Edward Francis Devoy
An unemployed, disabled former miner who currently works as a voluntary worker and political activist. He has fought for a 'fairer and more equitable' welfare system 'free from red tape and unnecessary bureaucracy'. He is now taking his fight to the European level to restore to Europe what he sees as the lost dream of Jean Monet - with pledges for greater transparency and for a law making European parliament, as well as full access to MPs voting records.

Stephen Andrew Clark
A Leeds-born business analyst who currently works with the largest financial services provider in the UK and claims to have seen at first sight the turbulence of the credit crunch and what it can mean for Europe. Prior to that, he was a motor technician, who rose through the ranks to dealing with blue chip clients around the world. His political passions lie in forging a Europe, which has at its heart compassion for the elderly and increased protection for the environment. Stephen also wants to set an example to the 'selfish, greedy and disrespectful MPs of today'.

Diana Macleod
The daughter of the late short-serving Conservative chancellor, Iain Macleod and a former UKIP election candidate is hoping to rekindle the Macleod name as a political force once again. With wide-ranging experience of occupations including running retail businesses and nursery school as well as a local district councillor, local and national charities and arable and livestock farmer, Diana's special interests include health, education and support for the elderly and disabled.

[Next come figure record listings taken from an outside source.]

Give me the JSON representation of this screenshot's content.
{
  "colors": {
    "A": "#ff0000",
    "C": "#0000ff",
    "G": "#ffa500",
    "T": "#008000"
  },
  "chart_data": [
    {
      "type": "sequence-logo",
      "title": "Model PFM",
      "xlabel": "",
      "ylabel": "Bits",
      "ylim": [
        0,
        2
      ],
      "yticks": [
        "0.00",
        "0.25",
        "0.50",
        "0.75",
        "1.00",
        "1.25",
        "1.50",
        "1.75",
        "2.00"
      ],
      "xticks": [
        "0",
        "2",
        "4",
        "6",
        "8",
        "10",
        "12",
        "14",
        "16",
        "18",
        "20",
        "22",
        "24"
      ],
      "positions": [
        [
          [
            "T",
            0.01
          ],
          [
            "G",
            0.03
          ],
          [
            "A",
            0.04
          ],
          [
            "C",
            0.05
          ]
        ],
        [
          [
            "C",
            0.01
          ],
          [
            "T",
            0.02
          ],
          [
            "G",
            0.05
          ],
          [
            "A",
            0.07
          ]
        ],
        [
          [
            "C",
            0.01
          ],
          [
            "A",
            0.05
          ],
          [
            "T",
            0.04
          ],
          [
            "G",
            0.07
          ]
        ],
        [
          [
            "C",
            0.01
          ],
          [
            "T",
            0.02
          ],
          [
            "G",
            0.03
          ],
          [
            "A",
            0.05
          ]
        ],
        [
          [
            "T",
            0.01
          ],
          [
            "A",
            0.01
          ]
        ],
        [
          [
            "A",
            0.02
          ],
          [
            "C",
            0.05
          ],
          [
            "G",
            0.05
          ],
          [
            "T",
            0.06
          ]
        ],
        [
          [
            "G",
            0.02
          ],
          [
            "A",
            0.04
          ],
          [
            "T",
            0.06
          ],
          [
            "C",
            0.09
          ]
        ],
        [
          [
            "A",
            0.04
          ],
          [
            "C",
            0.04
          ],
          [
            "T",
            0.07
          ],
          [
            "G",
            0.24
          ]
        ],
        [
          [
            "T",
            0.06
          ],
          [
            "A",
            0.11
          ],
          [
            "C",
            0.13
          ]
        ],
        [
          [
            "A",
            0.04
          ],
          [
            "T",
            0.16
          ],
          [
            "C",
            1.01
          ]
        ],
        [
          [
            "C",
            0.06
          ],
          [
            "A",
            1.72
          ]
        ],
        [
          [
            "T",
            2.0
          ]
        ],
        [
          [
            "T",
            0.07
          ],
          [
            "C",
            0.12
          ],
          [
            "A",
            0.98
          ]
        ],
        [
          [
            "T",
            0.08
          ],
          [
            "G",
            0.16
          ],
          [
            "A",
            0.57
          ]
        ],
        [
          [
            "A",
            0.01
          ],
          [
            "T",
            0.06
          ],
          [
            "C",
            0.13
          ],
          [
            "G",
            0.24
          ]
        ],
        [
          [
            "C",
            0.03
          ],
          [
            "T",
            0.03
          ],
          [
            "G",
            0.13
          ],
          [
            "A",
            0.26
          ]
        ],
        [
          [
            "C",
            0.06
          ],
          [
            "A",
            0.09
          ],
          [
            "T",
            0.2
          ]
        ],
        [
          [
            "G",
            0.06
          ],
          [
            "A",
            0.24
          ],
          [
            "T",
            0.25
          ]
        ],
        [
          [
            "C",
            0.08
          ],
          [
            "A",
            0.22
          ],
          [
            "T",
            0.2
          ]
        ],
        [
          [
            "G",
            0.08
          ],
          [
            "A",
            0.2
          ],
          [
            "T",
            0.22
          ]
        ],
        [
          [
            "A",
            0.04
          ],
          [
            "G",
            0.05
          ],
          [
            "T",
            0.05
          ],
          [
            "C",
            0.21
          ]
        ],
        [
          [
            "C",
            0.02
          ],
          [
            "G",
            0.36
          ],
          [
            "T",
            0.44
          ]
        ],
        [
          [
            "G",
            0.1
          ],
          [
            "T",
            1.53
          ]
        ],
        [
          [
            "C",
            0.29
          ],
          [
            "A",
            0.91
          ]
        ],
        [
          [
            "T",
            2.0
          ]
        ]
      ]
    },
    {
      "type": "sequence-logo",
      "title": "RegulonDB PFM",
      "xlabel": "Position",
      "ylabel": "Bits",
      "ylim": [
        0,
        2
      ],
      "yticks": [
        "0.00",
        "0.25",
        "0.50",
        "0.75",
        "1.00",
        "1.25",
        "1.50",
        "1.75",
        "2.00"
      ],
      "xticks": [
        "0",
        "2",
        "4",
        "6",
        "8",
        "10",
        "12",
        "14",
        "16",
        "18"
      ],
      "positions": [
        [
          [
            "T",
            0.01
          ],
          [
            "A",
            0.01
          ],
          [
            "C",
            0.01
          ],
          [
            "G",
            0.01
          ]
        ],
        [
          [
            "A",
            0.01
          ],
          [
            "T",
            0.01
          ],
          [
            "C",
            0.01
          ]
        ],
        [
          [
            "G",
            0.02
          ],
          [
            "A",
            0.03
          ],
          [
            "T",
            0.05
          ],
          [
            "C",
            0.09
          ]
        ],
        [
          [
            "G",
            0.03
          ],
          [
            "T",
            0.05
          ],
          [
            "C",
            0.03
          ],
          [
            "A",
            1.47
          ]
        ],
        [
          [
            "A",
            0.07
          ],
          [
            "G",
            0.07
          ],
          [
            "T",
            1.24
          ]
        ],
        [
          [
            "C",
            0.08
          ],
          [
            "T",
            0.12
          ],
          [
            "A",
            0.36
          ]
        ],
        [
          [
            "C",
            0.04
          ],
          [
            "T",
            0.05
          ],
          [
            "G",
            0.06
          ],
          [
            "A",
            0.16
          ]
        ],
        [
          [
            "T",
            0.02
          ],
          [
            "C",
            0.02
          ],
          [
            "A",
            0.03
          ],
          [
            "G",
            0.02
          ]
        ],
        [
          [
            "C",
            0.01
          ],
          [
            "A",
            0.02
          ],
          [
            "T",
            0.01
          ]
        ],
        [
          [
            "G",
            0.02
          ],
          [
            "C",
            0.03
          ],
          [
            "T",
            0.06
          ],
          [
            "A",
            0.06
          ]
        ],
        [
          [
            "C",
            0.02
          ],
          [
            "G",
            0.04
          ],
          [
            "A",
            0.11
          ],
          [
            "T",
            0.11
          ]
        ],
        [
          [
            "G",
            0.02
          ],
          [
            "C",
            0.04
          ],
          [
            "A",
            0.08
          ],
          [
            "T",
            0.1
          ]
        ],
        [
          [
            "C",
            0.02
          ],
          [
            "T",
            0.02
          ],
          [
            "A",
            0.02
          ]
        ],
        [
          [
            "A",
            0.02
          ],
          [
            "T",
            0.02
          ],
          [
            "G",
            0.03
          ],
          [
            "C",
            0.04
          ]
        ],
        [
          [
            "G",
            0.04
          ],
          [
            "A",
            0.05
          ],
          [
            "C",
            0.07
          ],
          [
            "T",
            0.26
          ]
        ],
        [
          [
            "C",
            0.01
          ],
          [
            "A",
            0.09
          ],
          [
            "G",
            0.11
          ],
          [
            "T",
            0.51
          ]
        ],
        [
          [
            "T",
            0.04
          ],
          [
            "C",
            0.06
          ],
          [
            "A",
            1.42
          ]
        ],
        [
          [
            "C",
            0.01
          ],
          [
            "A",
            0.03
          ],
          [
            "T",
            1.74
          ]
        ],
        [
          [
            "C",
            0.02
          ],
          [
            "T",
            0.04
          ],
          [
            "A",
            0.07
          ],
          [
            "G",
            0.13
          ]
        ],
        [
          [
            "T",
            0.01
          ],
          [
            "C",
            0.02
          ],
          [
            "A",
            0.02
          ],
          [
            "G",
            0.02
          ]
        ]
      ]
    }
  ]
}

Her aforementioned background as a farmer gives her a special affection for the agricultural side of Britain too.

Trevor John Bending
An alumnus of our University of York, he studied Language and Education and an MA in English Language, teaching here in between 1974-79 and 1986-87 and subsequently qualifying as a teacher. Trevor went on afterwards to publish the first UK internet directory in 1997 and now lives semi-retired in Humberside where he sometimes manages a local sailing club's website. His main area of political interest lies in the environment and education as well as the lack of transparency, which he believes the EU is espousing.